Abstract:
Vimentin is a main type 3 intermediate filament protein. It seems that abnormal expression of vimentin is contributed to the appearance of the aggressive feature of cancer cells. So that it has been reported that malignancy and epithelial-mesenchymal transition in solid tumors, and poor clinical outcomes in patients with lymphocytic leukemia and acute myelocytic leukemia have been associated with the high expression of vimentin. Vimentin is a non-caspase substrate of caspase-9 although its cleavage by caspase-9 in biological processes has not been reported.

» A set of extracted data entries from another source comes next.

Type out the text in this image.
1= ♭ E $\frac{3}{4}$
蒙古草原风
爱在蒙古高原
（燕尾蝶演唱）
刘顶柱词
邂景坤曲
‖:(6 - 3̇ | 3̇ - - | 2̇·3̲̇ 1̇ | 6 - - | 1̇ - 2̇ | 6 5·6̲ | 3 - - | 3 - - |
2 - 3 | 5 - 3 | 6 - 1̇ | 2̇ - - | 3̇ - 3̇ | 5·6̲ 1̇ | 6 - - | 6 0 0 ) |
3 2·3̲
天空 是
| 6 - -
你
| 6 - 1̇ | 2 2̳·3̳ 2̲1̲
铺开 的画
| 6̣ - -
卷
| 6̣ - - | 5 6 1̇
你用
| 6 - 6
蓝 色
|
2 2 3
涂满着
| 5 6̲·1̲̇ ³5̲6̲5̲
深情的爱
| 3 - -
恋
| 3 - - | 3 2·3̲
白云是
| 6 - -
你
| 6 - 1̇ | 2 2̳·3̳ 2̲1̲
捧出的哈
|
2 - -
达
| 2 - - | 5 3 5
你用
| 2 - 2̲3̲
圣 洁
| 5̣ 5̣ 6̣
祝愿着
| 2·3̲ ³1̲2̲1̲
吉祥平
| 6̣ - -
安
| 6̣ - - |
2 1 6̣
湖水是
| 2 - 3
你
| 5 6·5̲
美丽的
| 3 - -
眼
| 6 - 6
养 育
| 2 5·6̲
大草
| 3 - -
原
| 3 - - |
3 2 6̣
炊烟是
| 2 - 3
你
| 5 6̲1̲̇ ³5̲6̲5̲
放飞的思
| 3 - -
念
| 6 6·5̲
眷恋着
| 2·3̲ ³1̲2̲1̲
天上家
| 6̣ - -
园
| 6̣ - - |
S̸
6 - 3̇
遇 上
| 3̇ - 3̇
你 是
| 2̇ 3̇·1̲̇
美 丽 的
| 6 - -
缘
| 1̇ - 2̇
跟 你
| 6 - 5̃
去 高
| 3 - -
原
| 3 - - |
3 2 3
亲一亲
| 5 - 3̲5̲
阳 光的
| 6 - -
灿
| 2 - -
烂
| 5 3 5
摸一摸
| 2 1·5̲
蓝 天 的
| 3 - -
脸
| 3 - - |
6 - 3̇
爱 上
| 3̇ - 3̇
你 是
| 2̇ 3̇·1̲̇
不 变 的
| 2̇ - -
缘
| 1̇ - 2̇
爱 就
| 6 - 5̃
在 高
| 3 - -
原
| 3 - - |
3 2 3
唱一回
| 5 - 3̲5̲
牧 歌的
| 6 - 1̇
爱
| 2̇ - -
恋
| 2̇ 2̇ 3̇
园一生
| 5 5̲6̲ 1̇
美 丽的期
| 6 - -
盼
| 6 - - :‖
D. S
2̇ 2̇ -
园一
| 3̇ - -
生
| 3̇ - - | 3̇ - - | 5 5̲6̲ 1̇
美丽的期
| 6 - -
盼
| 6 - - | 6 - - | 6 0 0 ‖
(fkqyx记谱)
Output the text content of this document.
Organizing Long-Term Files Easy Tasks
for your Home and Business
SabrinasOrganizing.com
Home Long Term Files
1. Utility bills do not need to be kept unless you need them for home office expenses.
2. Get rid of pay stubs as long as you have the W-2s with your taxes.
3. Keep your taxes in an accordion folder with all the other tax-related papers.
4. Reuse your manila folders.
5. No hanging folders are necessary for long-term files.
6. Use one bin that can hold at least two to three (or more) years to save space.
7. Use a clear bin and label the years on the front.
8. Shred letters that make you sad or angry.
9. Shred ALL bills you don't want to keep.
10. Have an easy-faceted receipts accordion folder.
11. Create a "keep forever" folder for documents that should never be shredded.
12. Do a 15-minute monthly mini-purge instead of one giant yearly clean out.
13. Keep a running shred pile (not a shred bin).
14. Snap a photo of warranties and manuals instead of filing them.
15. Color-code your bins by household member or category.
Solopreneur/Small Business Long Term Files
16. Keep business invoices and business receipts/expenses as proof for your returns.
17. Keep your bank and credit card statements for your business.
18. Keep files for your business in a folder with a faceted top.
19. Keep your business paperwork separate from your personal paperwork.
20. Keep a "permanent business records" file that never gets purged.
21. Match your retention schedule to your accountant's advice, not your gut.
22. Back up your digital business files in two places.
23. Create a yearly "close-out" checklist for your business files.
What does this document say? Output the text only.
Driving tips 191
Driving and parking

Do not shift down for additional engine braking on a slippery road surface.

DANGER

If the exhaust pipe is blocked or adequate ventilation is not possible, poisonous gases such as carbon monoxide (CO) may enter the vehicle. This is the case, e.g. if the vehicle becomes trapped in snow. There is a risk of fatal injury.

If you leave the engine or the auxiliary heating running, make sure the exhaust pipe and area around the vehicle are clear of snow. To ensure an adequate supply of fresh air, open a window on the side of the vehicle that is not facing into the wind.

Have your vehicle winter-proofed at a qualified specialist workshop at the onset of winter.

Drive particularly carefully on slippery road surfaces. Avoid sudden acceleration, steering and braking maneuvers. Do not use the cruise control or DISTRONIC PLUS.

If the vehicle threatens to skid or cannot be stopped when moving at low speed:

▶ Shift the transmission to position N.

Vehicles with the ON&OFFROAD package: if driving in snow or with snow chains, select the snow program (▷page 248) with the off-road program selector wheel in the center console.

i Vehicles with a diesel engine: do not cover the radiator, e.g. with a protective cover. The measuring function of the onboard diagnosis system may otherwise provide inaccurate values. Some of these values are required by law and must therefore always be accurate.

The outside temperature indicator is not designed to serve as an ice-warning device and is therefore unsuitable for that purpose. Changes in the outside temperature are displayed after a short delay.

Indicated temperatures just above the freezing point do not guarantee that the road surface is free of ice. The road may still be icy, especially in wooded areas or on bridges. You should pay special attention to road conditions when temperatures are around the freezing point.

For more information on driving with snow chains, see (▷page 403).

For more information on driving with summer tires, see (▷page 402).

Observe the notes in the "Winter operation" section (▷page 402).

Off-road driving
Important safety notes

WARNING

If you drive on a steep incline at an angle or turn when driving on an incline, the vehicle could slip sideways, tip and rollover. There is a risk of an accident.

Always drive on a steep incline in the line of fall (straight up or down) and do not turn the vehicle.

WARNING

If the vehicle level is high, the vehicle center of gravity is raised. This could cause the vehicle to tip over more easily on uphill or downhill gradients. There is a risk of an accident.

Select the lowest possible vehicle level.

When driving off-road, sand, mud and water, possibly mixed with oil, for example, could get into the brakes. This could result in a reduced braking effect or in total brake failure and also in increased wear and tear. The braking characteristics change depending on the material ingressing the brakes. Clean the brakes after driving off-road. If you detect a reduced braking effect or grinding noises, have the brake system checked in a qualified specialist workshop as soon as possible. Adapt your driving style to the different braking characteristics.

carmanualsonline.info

In the present study, we sought to understand whether vimentin cleavage mediated by caspase-9 could reverse the malignancy in leukemic cells. Herein, to address the issue, we investigated vimentin changes in differentiation and took advantage of the inducible caspase-9 (iC9)/AP1903 system in human leukemic NB4 cells. Following the transfection and treatment of the cells using the iC9/AP1903 system, vimentin expression, cleavage, and subsequently, the cell invasion and the relevant markers such as CD44 and MMP-9 were evaluated. Our results revealed the downregulation and cleavage of vimentin which attenuates the malignant phenotype of the NB4 cells. Considering the favorable effect of this strategy in keeping down the malignant features of the leukemic cells, the effect of the iC9/AP1903 system in combination with all-trans-retinoic acid (ATRA) treatment was evaluated. The obtained data prove that iC9/AP1903 significantly makes the leukemic cells more sensitive to ATRA.
摘要:
波形蛋白是一种主要的3型中间丝蛋白。似乎波形蛋白的异常表达有助于癌细胞的侵袭性特征的出现。因此,有报道说,实体肿瘤的恶性和上皮间质转化,淋巴细胞白血病和急性粒细胞白血病患者的不良临床结局与波形蛋白的高表达有关。波形蛋白是半胱天冬酶-9的非半胱天冬酶底物,尽管其在生物过程中被半胱天冬酶-9切割尚未被报道。在本研究中,我们试图了解caspase-9介导的波形蛋白裂解是否可以逆转白血病细胞的恶性肿瘤。在这里,为了解决这个问题,我们研究了波形蛋白在分化中的变化,并利用了人白血病NB4细胞中的诱导型caspase-9(iC9)/AP1903系统。在使用iC9/AP1903系统转染和处理细胞后,波形蛋白表达,乳沟,随后,评估细胞侵袭和相关标志物如CD44和MMP-9。我们的结果表明波形蛋白的下调和裂解减弱了NB4细胞的恶性表型。考虑到这种策略在抑制白血病细胞恶性特征方面的有利作用,评估了iC9/AP1903系统联合全反式维甲酸(ATRA)治疗的效果.获得的数据证明iC9/AP1903显著使白血病细胞对ATRA更敏感。